The federal government has begun consulting on its planned crackdown on doxxing, revealing more information on what practices will be included in the new scheme.

It will now cover the release of sensitive information that could lead to public embarrassment, leading to concerns over the scope of the reforms.

The government last month announced plans to introduce new laws to criminalise doxxing, which it defined as the “targeted and malicious release of personal information without permission”.

This was in response to the publishing of a WhatsApp chat comprising Jewish writers and artists by pro-Palestinian activists, which was branded “disturbing” by Attorney-General Mark Dreyfus.

Dreyfus has now launched a two-week public consultation period for these measures, which he said would complement planned reforms to the Privacy Act.

“The Albanese government takes the protection of Australians’ privacy and personal information very seriously,” Dreyfus said.

“The increasing use of online platforms to harm people through practices like doxxing, the malicious release of their personal information without their permission, is a deeply disturbing development.”

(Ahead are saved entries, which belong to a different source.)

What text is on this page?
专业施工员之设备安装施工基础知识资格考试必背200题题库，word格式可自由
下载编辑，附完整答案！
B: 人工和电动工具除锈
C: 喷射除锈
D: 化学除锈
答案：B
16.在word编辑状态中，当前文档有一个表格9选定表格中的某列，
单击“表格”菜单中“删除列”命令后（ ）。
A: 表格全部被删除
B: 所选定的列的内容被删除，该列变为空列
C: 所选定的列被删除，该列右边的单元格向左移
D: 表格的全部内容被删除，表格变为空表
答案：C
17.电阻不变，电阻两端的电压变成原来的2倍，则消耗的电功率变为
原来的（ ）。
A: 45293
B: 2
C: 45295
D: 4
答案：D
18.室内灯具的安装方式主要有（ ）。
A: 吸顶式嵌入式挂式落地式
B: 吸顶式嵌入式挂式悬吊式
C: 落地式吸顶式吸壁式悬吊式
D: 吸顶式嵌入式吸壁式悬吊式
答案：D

Along with the consultation, the government will also be holding a roundtable discussion on the reforms with key stakeholders, including those with lived experience and media organisations, in an effort to balance competing rights.

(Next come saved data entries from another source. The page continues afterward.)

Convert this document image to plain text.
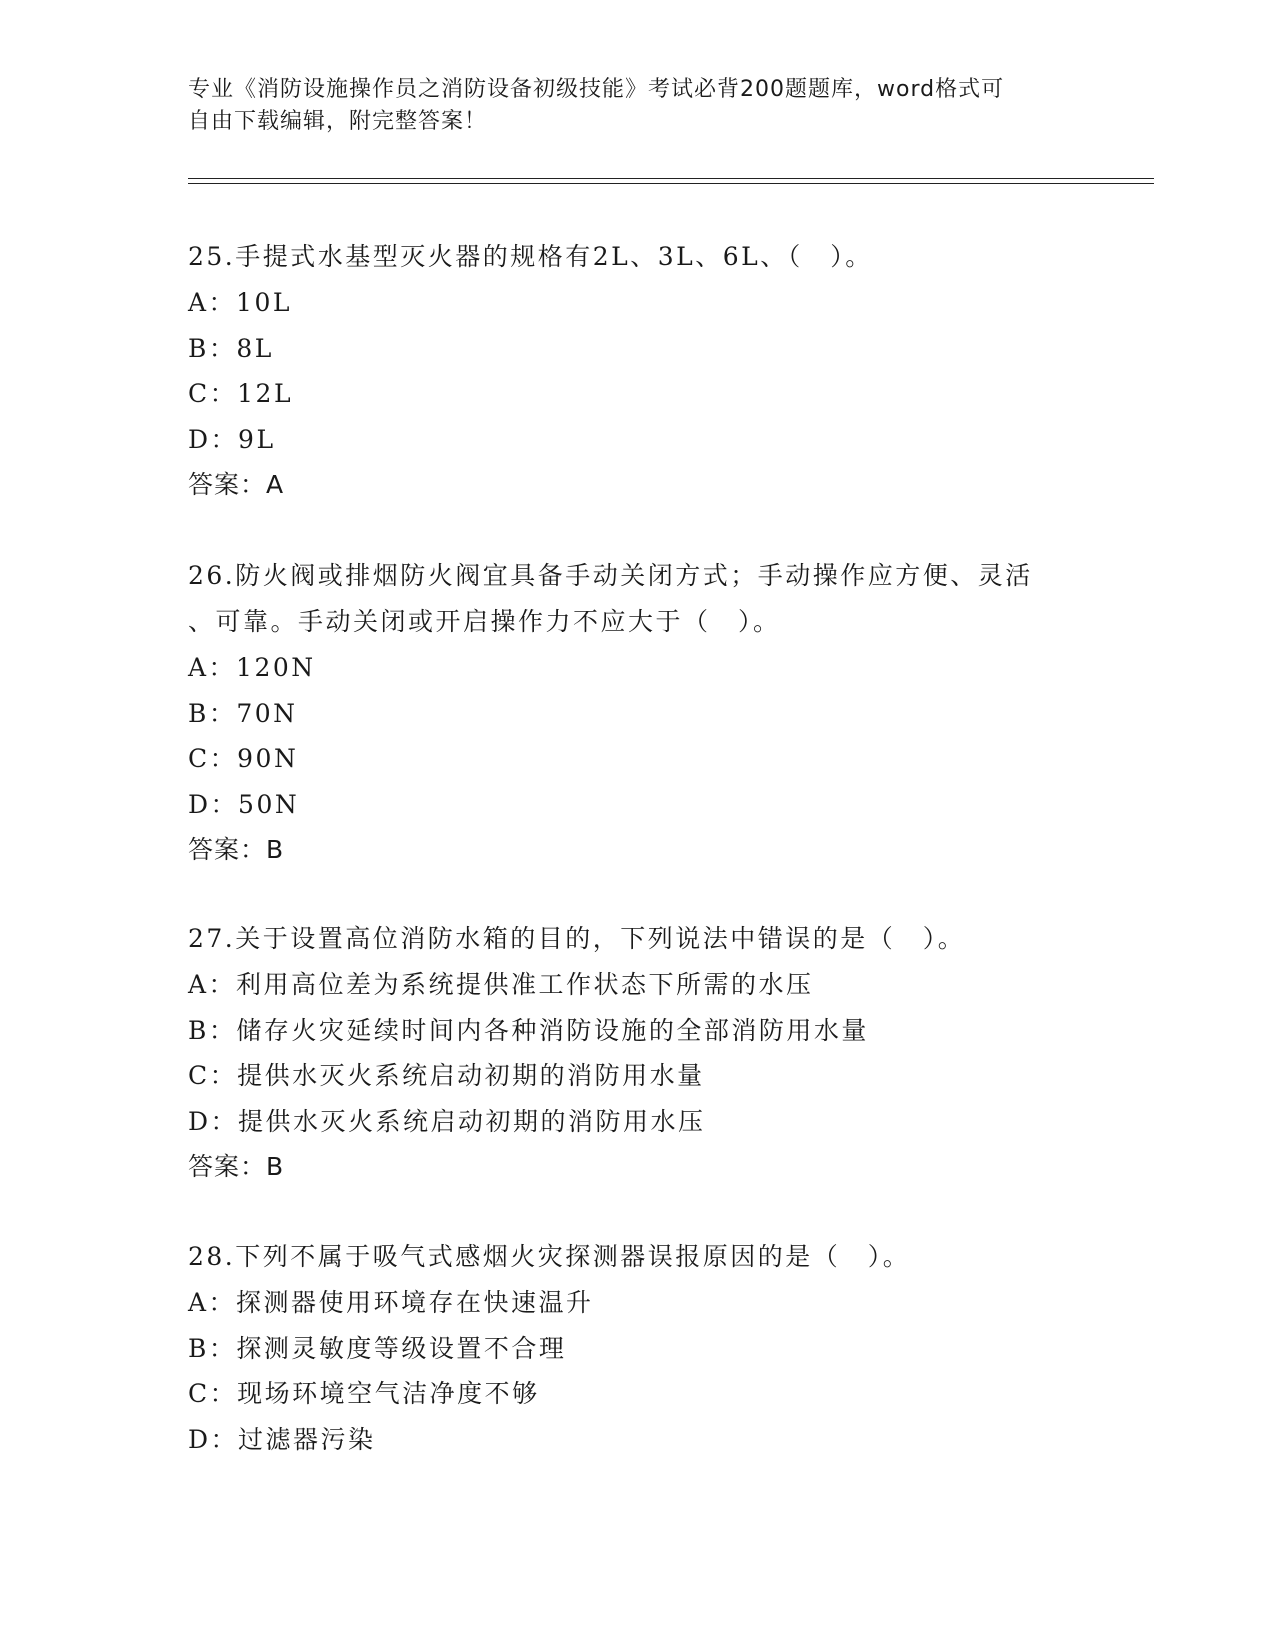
专业《消防设施操作员之消防设备初级技能》考试必背200题题库，word格式可
自由下载编辑，附完整答案！
25.手提式水基型灭火器的规格有2L、3L、6L、（　）。
A：10L
B：8L
C：12L
D：9L
答案：A
26.防火阀或排烟防火阀宜具备手动关闭方式；手动操作应方便、灵活
、可靠。手动关闭或开启操作力不应大于（　）。
A：120N
B：70N
C：90N
D：50N
答案：B
27.关于设置高位消防水箱的目的，下列说法中错误的是（　）。
A：利用高位差为系统提供准工作状态下所需的水压
B：储存火灾延续时间内各种消防设施的全部消防用水量
C：提供水灭火系统启动初期的消防用水量
D：提供水灭火系统启动初期的消防用水压
答案：B
28.下列不属于吸气式感烟火灾探测器误报原因的是（　）。
A：探测器使用环境存在快速温升
B：探测灵敏度等级设置不合理
C：现场环境空气洁净度不够
D：过滤器污染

The call for submissions to the consultation reveals some details on how the government will approach the crackdown on doxxing.

The government will be defining doxxing as the “intentional online exposure of an individual’s identity, private information or personal details without their consent”.

It outlined three types of doxxing that will be included in the reforms: de-anonymising, targeting and de-legitimising.

De-anonymising doxxing is “revealing the identity of someone who was previously anonymous”, such as through the use of a pseudonym, according to the government.

It has defined targeting doxxing as “revealing specific information about someone that allows them to be contacted or located”, such as their phone number, address, or account username.

The third type of doxxing, dubbed de-legitimising, is the revealing of “sensitive or intimate information about someone that can damage their credibility or reputation”, such as their financial or medical records, or personal messages and photos.

The harm resulting from these acts can include the targets being left vulnerable or fearful of public embarrassment, humiliation or shaming, the consultation page said, such as from discrimination based on personal characteristics or damage to reputation.

Privacy Act amendments

The government’s crackdown will involve the tailoring of existing or planned Privacy Act reforms to target the practice of doxxing.

These include the planned introduction of a new statutory tort for serious invasions of privacy, allowing individuals to seek redress through the courts if they are the victim of doxxing, greater control and transparency over personal information, and the progression of other privacy reforms.

The further release of information on the doxxing reforms are as “clear as mud”, according to Greens digital rights spokesperson David Shoebridge, and have “only added to the already considerable confusion about their plans and the harms they are seeking to address”.

“These doxxing laws appear to be a knee-jerk reaction rather than a serious attempt to identify where doxxing is really occurring and causing harm to individuals,” Shoebridge said.

“The current proposal is confused and unhelpful.”

Shoebridge raised questions over what will be included under the doxxing reforms.

“Of the three examples of types of doxxing provided in the consultation, one is clearly doxxing while the other two are margin calls at best – that’s a very troubling start,” he said.

“The law should respond very seriously to situations where a person’s contact information and location are shared with the clear intent for others to cause them harm. That’s the core of doxxing and that’s what any law reform should target.

“If this is done poorly, doxxing may end up being used just like our defamation laws which are often used as a weapon to protect the reputations of the rich and powerful rather than a shield for people who genuinely need help.”